= Coalition Provisional Authority Order 17 =

Order made by the Coalition Provisional Authority in Iraq

Coalition Provisional Authority Order 17 stated that Iraqi laws do not hold over contractors.

Just before leaving office as head of the Coalition Provisional Authority in June 2004, Paul Bremer signed the order, which says:

Contractors shall not be subject to Iraqi laws or regulations in matters relating to the terms and conditions of their Contracts, including licensing and registering employees, businesses and corporations; provided, however, that Contractors shall comply with such applicable licensing and registration laws and regulations if engaging in business or transactions in Iraq other than Contracts. Notwithstanding any provisions in this Order, Private Security Companies and their employees operating in Iraq must comply with all CPA Orders, Regulations, Memoranda, and any implementing instructions or regulations governing the existence and activities of Private Security Companies in Iraq, including registration and licensing of weapons and firearms.

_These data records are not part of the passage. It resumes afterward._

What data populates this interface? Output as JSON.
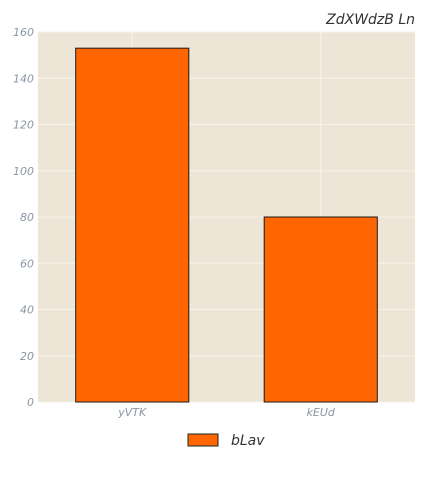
{
  "chart_data": {
    "type": "bar",
    "title": "ZdXWdzB Ln",
    "categories": [
      "yVTK",
      "kEUd"
    ],
    "series": [
      {
        "name": "bLav",
        "values": [
          153,
          80
        ]
      }
    ],
    "ylim": [
      0,
      160
    ],
    "yticks": [
      0,
      20,
      40,
      60,
      80,
      100,
      120,
      140,
      160
    ],
    "xlabel": "",
    "ylabel": "",
    "grid": true,
    "legend_position": "bottom-center"
  },
  "colors": {
    "bar": "#ff6600",
    "plot_background": "#ede6d6",
    "grid": "#f7f3ea",
    "tick_text": "#8a96a3",
    "title_text": "#333333"
  }
}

It took effect in December 2006. At that time, there were thought to be at least 100,000 private military contractors working directly for the United States Department of Defense, a tenfold increase since the Persian Gulf War just over a decade earlier. This activity led to the foundation of a trade group called the Private Security Company Association of Iraq.

== Responses ==
In Iraq, the issue of accountability, especially in the case of contractors carrying weapons, is sensitive. One major incident in 2007 involved Blackwater guards who killed 17 Iraqi civilians in a mass shooting in Nisour Square. Iraq's government maintained that this was murder but was unable to prosecute the guards because they had immunity.

A month after the Nisour Square massacre, the Iraqi cabinet approved draft legislation intended to end contractors' immunity. Contractors would be required to license their weapons, to register their equipment including armored vehicles and helicopters, and (if foreign) to obtain visas, something not previously required when working for an agency of a country in the coalition. At the same time, the U.S. House of Representatives passed the MEJA Expansion and Enforcement Act (H.R. 2740) which would have made U.S. security contractors in Iraq subject to U.S. criminal law; however, the Senate never voted on it.

In December 2008, a Status of Forces Agreement between Iraq and the US made contractors subject to Iraqi criminal law.